Responding to COVID-19 and gender inequalities through Community Radio
News21 July 2020
Husna Omari (13) a Standard Seven Pupil at Boza Primary School in Pangani District, Tanga Region listening to Kiswahili Class Session through Pangani FM Radio, 10th June 2020.
The Embassy of Ireland in Tanzania puts Gender and Women’s Empowerment at the centre of our work. We recognise the role that gender-based violence (GBV) plays in undermining the health, wellbeing and livelihoods of women and girls, while simultaneously infringing upon their human rights.
Gender-based violence is widespread and common in Tanzania. Data shows that 40% of women and girls in Tanzania aged 15-49 have experienced physical violence and 17% sexual violence in their lifetime. A violence against children survey found that 27.9% of girls had experienced sexual violence before their 18th birthday.
With the COVID-19 pandemic, GBV cases are expected to increase. There is evidence worldwide that disease outbreaks affect women and men differently, and the pandemic will compound existing gender inequalities and increase risks of GBV. In every nation and every community touched by COVID-19, hard-won progress for women and children’s rights risks being reversed.
Tanzania reported its first case of COVID-19 on 16 March 2020. Since then, the government announced a range of measures to curb the spread of the pandemic including closure of schools and higher learning institutions. Experience shows that when schools are closed, and many girls and boys are out of the formal education system this not only disrupts learning but also creates other, gender-specific risks for girls. There is anecdotal evidence in Tanzania suggesting that many girls got pregnant during the time when schools were closed. Due to existing Government policies regarding student pregnancies, there is a likelihood that many girls are at risk of being expelled from school and quite possibly forced to marry.
As part of our response to COVID-19, the Embassy of Ireland has supported our partner UZIKWASA, based in Pangani district, to provide an alternative means of learning for students while at home and at the same time conveying behavioural change messages that might affect the spread of the disease. Using its community radio station Pangani FM Radio, UZIKWASA launched an interactive radio show called Radio Darasa (‘classroom radio’) where teachers conduct lessons on air and students can call in to ask questions. This took place 5 days a week at different times while schools in Tanzania were closed.

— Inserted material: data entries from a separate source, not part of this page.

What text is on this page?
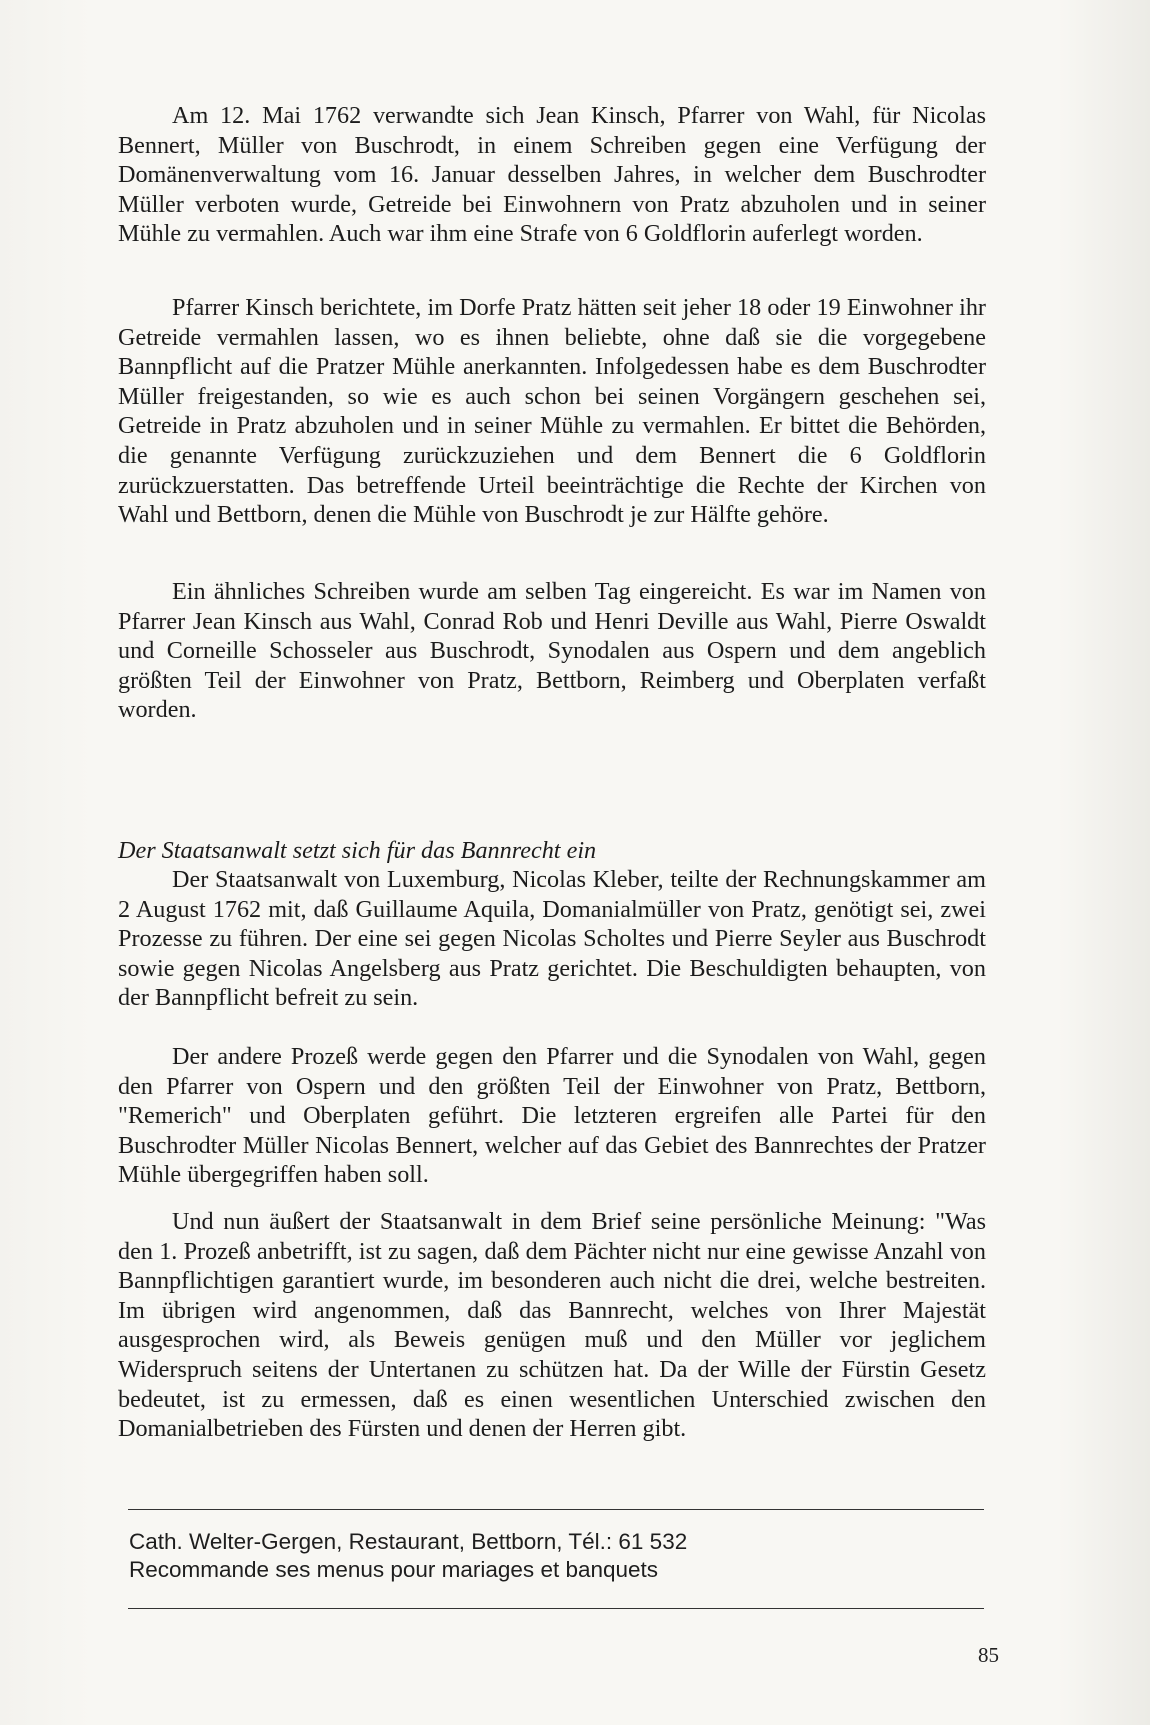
Am 12. Mai 1762 verwandte sich Jean Kinsch, Pfarrer von Wahl, für Nicolas Bennert, Müller von Buschrodt, in einem Schreiben gegen eine Verfügung der Domänenverwaltung vom 16. Januar desselben Jahres, in welcher dem Buschrodter Müller verboten wurde, Getreide bei Einwohnern von Pratz abzuholen und in seiner Mühle zu vermahlen. Auch war ihm eine Strafe von 6 Goldflorin auferlegt worden.

Pfarrer Kinsch berichtete, im Dorfe Pratz hätten seit jeher 18 oder 19 Einwohner ihr Getreide vermahlen lassen, wo es ihnen beliebte, ohne daß sie die vorgegebene Bannpflicht auf die Pratzer Mühle anerkannten. Infolgedessen habe es dem Buschrodter Müller freigestanden, so wie es auch schon bei seinen Vorgängern geschehen sei, Getreide in Pratz abzuholen und in seiner Mühle zu vermahlen. Er bittet die Behörden, die genannte Verfügung zurückzuziehen und dem Bennert die 6 Goldflorin zurückzuerstatten. Das betreffende Urteil beeinträchtige die Rechte der Kirchen von Wahl und Bettborn, denen die Mühle von Buschrodt je zur Hälfte gehöre.

Ein ähnliches Schreiben wurde am selben Tag eingereicht. Es war im Namen von Pfarrer Jean Kinsch aus Wahl, Conrad Rob und Henri Deville aus Wahl, Pierre Oswaldt und Corneille Schosseler aus Buschrodt, Synodalen aus Ospern und dem angeblich größten Teil der Einwohner von Pratz, Bettborn, Reimberg und Oberplaten verfaßt worden.

Der Staatsanwalt setzt sich für das Bannrecht ein

Der Staatsanwalt von Luxemburg, Nicolas Kleber, teilte der Rechnungskammer am 2 August 1762 mit, daß Guillaume Aquila, Domanialmüller von Pratz, genötigt sei, zwei Prozesse zu führen. Der eine sei gegen Nicolas Scholtes und Pierre Seyler aus Buschrodt sowie gegen Nicolas Angelsberg aus Pratz gerichtet. Die Beschuldigten behaupten, von der Bannpflicht befreit zu sein.

Der andere Prozeß werde gegen den Pfarrer und die Synodalen von Wahl, gegen den Pfarrer von Ospern und den größten Teil der Einwohner von Pratz, Bettborn, "Remerich" und Oberplaten geführt. Die letzteren ergreifen alle Partei für den Buschrodter Müller Nicolas Bennert, welcher auf das Gebiet des Bannrechtes der Pratzer Mühle übergegriffen haben soll.

Und nun äußert der Staatsanwalt in dem Brief seine persönliche Meinung: "Was den 1. Prozeß anbetrifft, ist zu sagen, daß dem Pächter nicht nur eine gewisse Anzahl von Bannpflichtigen garantiert wurde, im besonderen auch nicht die drei, welche bestreiten. Im übrigen wird angenommen, daß das Bannrecht, welches von Ihrer Majestät ausgesprochen wird, als Beweis genügen muß und den Müller vor jeglichem Widerspruch seitens der Untertanen zu schützen hat. Da der Wille der Fürstin Gesetz bedeutet, ist zu ermessen, daß es einen wesentlichen Unterschied zwischen den Domanialbetrieben des Fürsten und denen der Herren gibt.

Cath. Welter-Gergen, Restaurant, Bettborn, Tél.: 61 532
Recommande ses menus pour mariages et banquets
85
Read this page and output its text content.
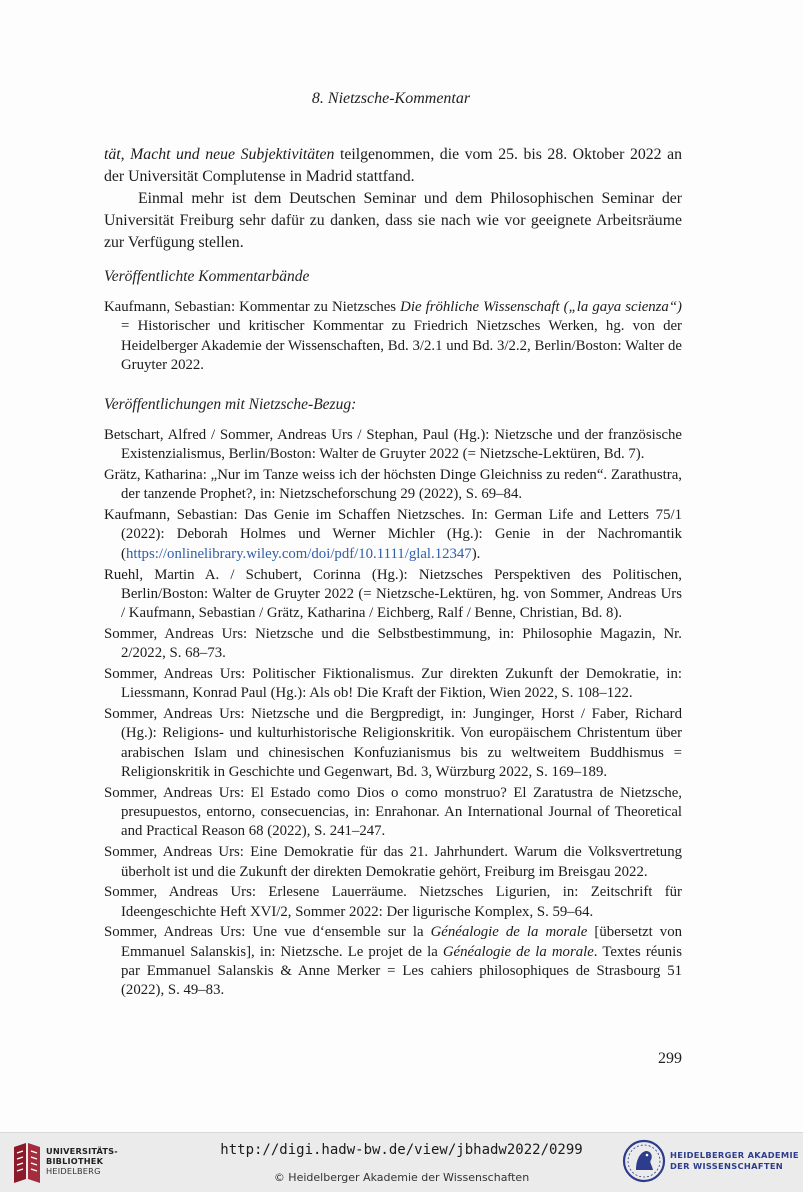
8. Nietzsche-Kommentar

tät, Macht und neue Subjektivitäten teilgenommen, die vom 25. bis 28. Oktober 2022 an der Universität Complutense in Madrid stattfand.

Einmal mehr ist dem Deutschen Seminar und dem Philosophischen Seminar der Universität Freiburg sehr dafür zu danken, dass sie nach wie vor geeignete Arbeitsräume zur Verfügung stellen.

Veröffentlichte Kommentarbände
Kaufmann, Sebastian: Kommentar zu Nietzsches Die fröhliche Wissenschaft („la gaya scienza“) = Historischer und kritischer Kommentar zu Friedrich Nietzsches Werken, hg. von der Heidelberger Akademie der Wissenschaften, Bd. 3/2.1 und Bd. 3/2.2, Berlin/Boston: Walter de Gruyter 2022.
Veröffentlichungen mit Nietzsche-Bezug:
Betschart, Alfred / Sommer, Andreas Urs / Stephan, Paul (Hg.): Nietzsche und der französische Existenzialismus, Berlin/Boston: Walter de Gruyter 2022 (= Nietzsche-Lektüren, Bd. 7).
Grätz, Katharina: „Nur im Tanze weiss ich der höchsten Dinge Gleichniss zu reden“. Zarathustra, der tanzende Prophet?, in: Nietzscheforschung 29 (2022), S. 69–84.
Kaufmann, Sebastian: Das Genie im Schaffen Nietzsches. In: German Life and Letters 75/1 (2022): Deborah Holmes und Werner Michler (Hg.): Genie in der Nachromantik (https://onlinelibrary.wiley.com/doi/pdf/10.1111/glal.12347).
Ruehl, Martin A. / Schubert, Corinna (Hg.): Nietzsches Perspektiven des Politischen, Berlin/Boston: Walter de Gruyter 2022 (= Nietzsche-Lektüren, hg. von Sommer, Andreas Urs / Kaufmann, Sebastian / Grätz, Katharina / Eichberg, Ralf / Benne, Christian, Bd. 8).
Sommer, Andreas Urs: Nietzsche und die Selbstbestimmung, in: Philosophie Magazin, Nr. 2/2022, S. 68–73.
Sommer, Andreas Urs: Politischer Fiktionalismus. Zur direkten Zukunft der Demokratie, in: Liessmann, Konrad Paul (Hg.): Als ob! Die Kraft der Fiktion, Wien 2022, S. 108–122.
Sommer, Andreas Urs: Nietzsche und die Bergpredigt, in: Junginger, Horst / Faber, Richard (Hg.): Religions- und kulturhistorische Religionskritik. Von europäischem Christentum über arabischen Islam und chinesischen Konfuzianismus bis zu weltweitem Buddhismus = Religionskritik in Geschichte und Gegenwart, Bd. 3, Würzburg 2022, S. 169–189.
Sommer, Andreas Urs: El Estado como Dios o como monstruo? El Zaratustra de Nietzsche, presupuestos, entorno, consecuencias, in: Enrahonar. An International Journal of Theoretical and Practical Reason 68 (2022), S. 241–247.
Sommer, Andreas Urs: Eine Demokratie für das 21. Jahrhundert. Warum die Volksvertretung überholt ist und die Zukunft der direkten Demokratie gehört, Freiburg im Breisgau 2022.
Sommer, Andreas Urs: Erlesene Lauerräume. Nietzsches Ligurien, in: Zeitschrift für Ideengeschichte Heft XVI/2, Sommer 2022: Der ligurische Komplex, S. 59–64.
Sommer, Andreas Urs: Une vue d‘ensemble sur la Généalogie de la morale [übersetzt von Emmanuel Salanskis], in: Nietzsche. Le projet de la Généalogie de la morale. Textes réunis par Emmanuel Salanskis & Anne Merker = Les cahiers philosophiques de Strasbourg 51 (2022), S. 49–83.
299
UNIVERSITÄTS-
BIBLIOTHEK
HEIDELBERG
http://digi.hadw-bw.de/view/jbhadw2022/0299
© Heidelberger Akademie der Wissenschaften
HEIDELBERGER AKADEMIE
DER WISSENSCHAFTEN
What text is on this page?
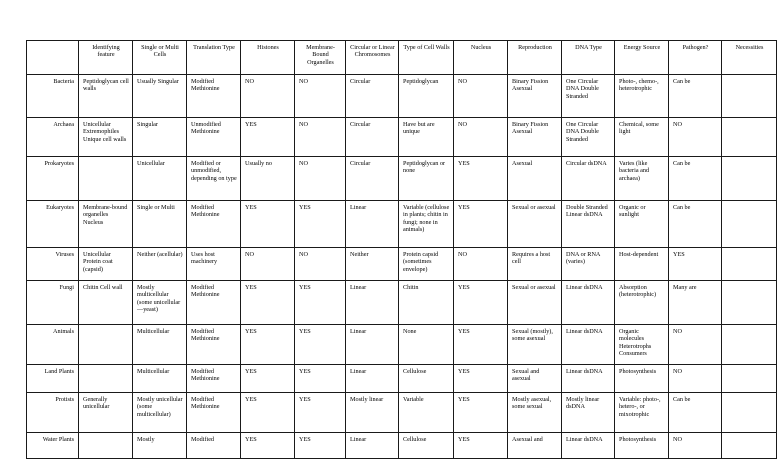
	Identifying feature	Single or Multi Cells	Translation Type	Histones	Membrane-Bound Organelles	Circular or Linear Chromosomes	Type of Cell Walls	Nucleus	Reproduction	DNA Type	Energy Source	Pathogen?	Necessities
Bacteria	Peptidoglycan cell walls	Usually Singular	Modified Methionine	NO	NO	Circular	Peptidoglycan	NO	Binary Fission Asexual	One Circular DNA Double Stranded	Photo-, chemo-, heterotrophic	Can be	
Archaea	Unicellular Extremophiles Unique cell walls	Singular	Unmodified Methionine	YES	NO	Circular	Have but are unique	NO	Binary Fission Asexual	One Circular DNA Double Stranded	Chemical, some light	NO	
Prokaryotes		Unicellular	Modified or unmodified, depending on type	Usually no	NO	Circular	Peptidoglycan or none	YES	Asexual	Circular dsDNA	Varies (like bacteria and archaea)	Can be	
Eukaryotes	Membrane-bound organelles Nucleus	Single or Multi	Modified Methionine	YES	YES	Linear	Variable (cellulose in plants; chitin in fungi; none in animals)	YES	Sexual or asexual	Double Stranded Linear dsDNA	Organic or sunlight	Can be	
Viruses	Unicellular Protein coat (capsid)	Neither (acellular)	Uses host machinery	NO	NO	Neither	Protein capsid (sometimes envelope)	NO	Requires a host cell	DNA or RNA (varies)	Host-dependent	YES	
Fungi	Chitin Cell wall	Mostly multicellular (some unicellular—yeast)	Modified Methionine	YES	YES	Linear	Chitin	YES	Sexual or asexual	Linear dsDNA	Absorption (heterotrophic)	Many are	
Animals		Multicellular	Modified Methionine	YES	YES	Linear	None	YES	Sexual (mostly), some asexual	Linear dsDNA	Organic molecules Heterotrophs Consumers	NO	
Land Plants		Multicellular	Modified Methionine	YES	YES	Linear	Cellulose	YES	Sexual and asexual	Linear dsDNA	Photosynthesis	NO	
Protists	Generally unicellular	Mostly unicellular (some multicellular)	Modified Methionine	YES	YES	Mostly linear	Variable	YES	Mostly asexual, some sexual	Mostly linear dsDNA	Variable: photo-, hetero-, or mixotrophic	Can be	
Water Plants		Mostly	Modified	YES	YES	Linear	Cellulose	YES	Asexual and	Linear dsDNA	Photosynthesis	NO	
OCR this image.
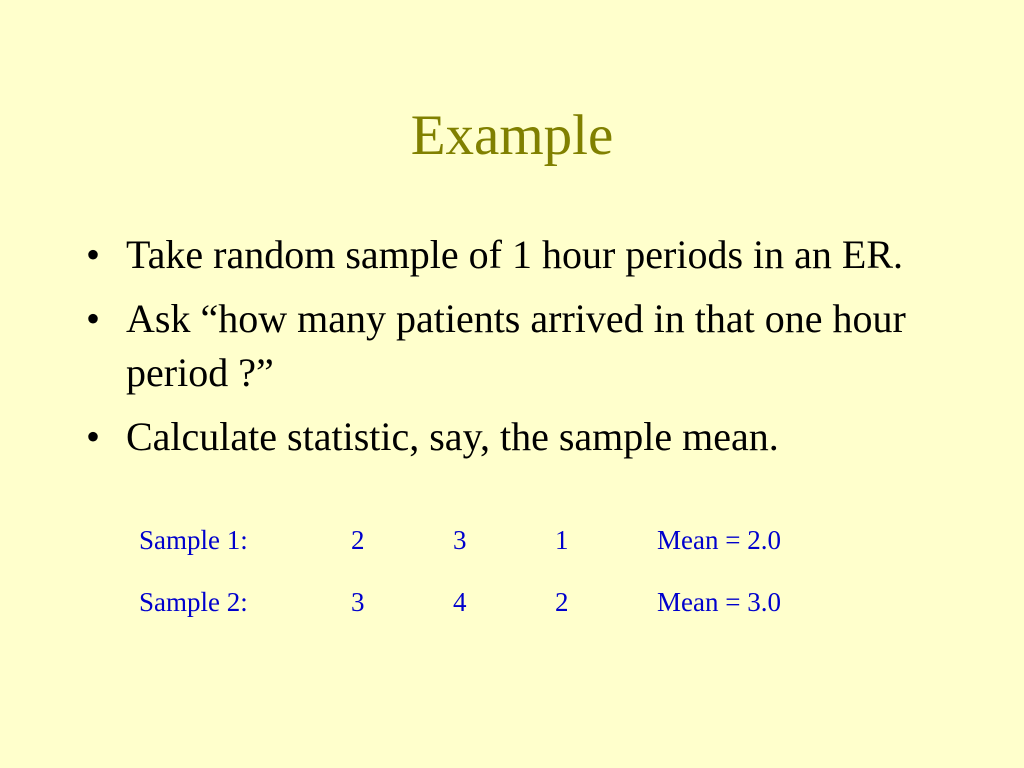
Example
• Take random sample of 1 hour periods in an ER.
• Ask “how many patients arrived in that one hour period ?”
• Calculate statistic, say, the sample mean.
Sample 1:	2	3	1	Mean = 2.0
Sample 2:	3	4	2	Mean = 3.0
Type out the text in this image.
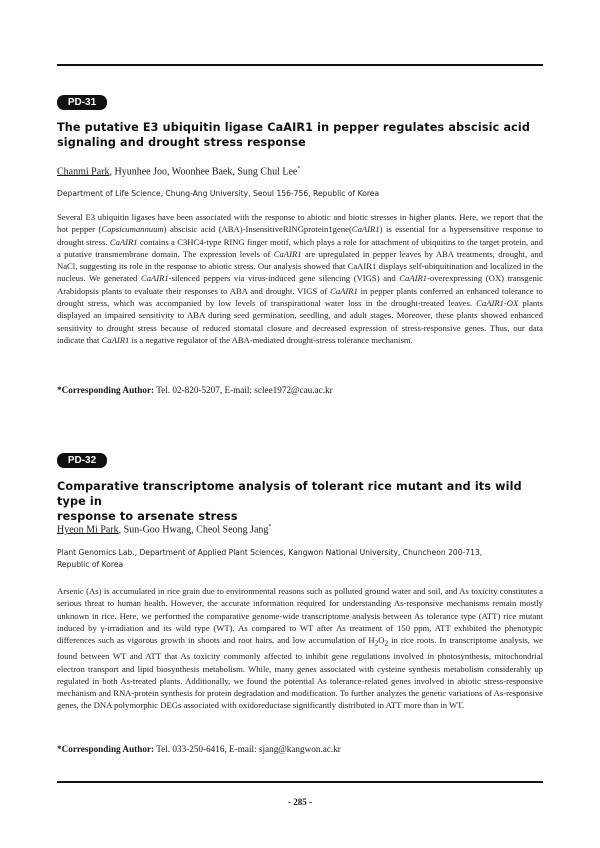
PD-31
The putative E3 ubiquitin ligase CaAIR1 in pepper regulates abscisic acid
signaling and drought stress response
Chanmi Park, Hyunhee Joo, Woonhee Baek, Sung Chul Lee*
Department of Life Science, Chung-Ang University, Seoul 156-756, Republic of Korea
Several E3 ubiquitin ligases have been associated with the response to abiotic and biotic stresses in higher plants. Here, we report that the hot pepper (Capsicumannuum) abscisic acid (ABA)-InsensitiveRINGprotein1gene(CaAIR1) is essential for a hypersensitive response to drought stress. CaAIR1 contains a C3HC4-type RING finger motif, which plays a role for attachment of ubiquitins to the target protein, and a putative transmembrane domain. The expression levels of CaAIR1 are upregulated in pepper leaves by ABA treatments, drought, and NaCl, suggesting its role in the response to abiotic stress. Our analysis showed that CaAIR1 displays self-ubiquitination and localized in the nucleus. We generated CaAIR1-silenced peppers via virus-induced gene silencing (VIGS) and CaAIR1-overexpressing (OX) transgenic Arabidopsis plants to evaluate their responses to ABA and drought. VIGS of CaAIR1 in pepper plants conferred an enhanced tolerance to drought stress, which was accompanied by low levels of transpirational water loss in the drought-treated leaves. CaAIR1-OX plants displayed an impaired sensitivity to ABA during seed germination, seedling, and adult stages. Moreover, these plants showed enhanced sensitivity to drought stress because of reduced stomatal closure and decreased expression of stress-responsive genes. Thus, our data indicate that CaAIR1 is a negative regulator of the ABA-mediated drought-stress tolerance mechanism.
*Corresponding Author: Tel. 02-820-5207, E-mail: sclee1972@cau.ac.kr
PD-32
Comparative transcriptome analysis of tolerant rice mutant and its wild type in
response to arsenate stress
Hyeon Mi Park, Sun-Goo Hwang, Cheol Seong Jang*
Plant Genomics Lab., Department of Applied Plant Sciences, Kangwon National University, Chuncheon 200-713,
Republic of Korea
Arsenic (As) is accumulated in rice grain due to environmental reasons such as polluted ground water and soil, and As toxicity constitutes a serious threat to human health. However, the accurate information required for understanding As-responsive mechanisms remain mostly unknown in rice. Here, we performed the comparative genome-wide transcriptome analysis between As tolerance type (ATT) rice mutant induced by γ-irradiation and its wild type (WT). As compared to WT after As treatment of 150 ppm, ATT exhibited the phenotypic differences such as vigorous growth in shoots and root hairs, and low accumulation of $H_2O_2$ in rice roots. In transcriptome analysis, we found between WT and ATT that As toxicity commonly affected to inhibit gene regulations involved in photosynthesis, mitochondrial electron transport and lipid biosynthesis metabolism. While, many genes associated with cysteine synthesis metabolism considerably up regulated in both As-treated plants. Additionally, we found the potential As tolerance-related genes involved in abiotic stress-responsive mechanism and RNA-protein synthesis for protein degradation and modification. To further analyzes the genetic variations of As-responsive genes, the DNA polymorphic DEGs associated with oxidoreductase significantly distributed in ATT more than in WT.
*Corresponding Author: Tel. 033-250-6416, E-mail: sjang@kangwon.ac.kr
- 285 -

Parents who were interviewed applauded UZIKWASA for considering girls who did not have any alternative means of accessing education services during this time of uncertainty. Through Radio Darasa girls could take time to listen and participate in the show, spending time studying rather than engaging in domestic chores. Given the role of women and girls in providing most of the informal unpaid care within their families, the girls in Pangani would most likely have had to do additional care work during this time when the schools are closed. The radio programme is also used to challenge the negative gender norms and unequal power dynamics at household level that often perpetuate domestic violence. It provides a platform for couples to discuss how they have addressed the issues that affect them.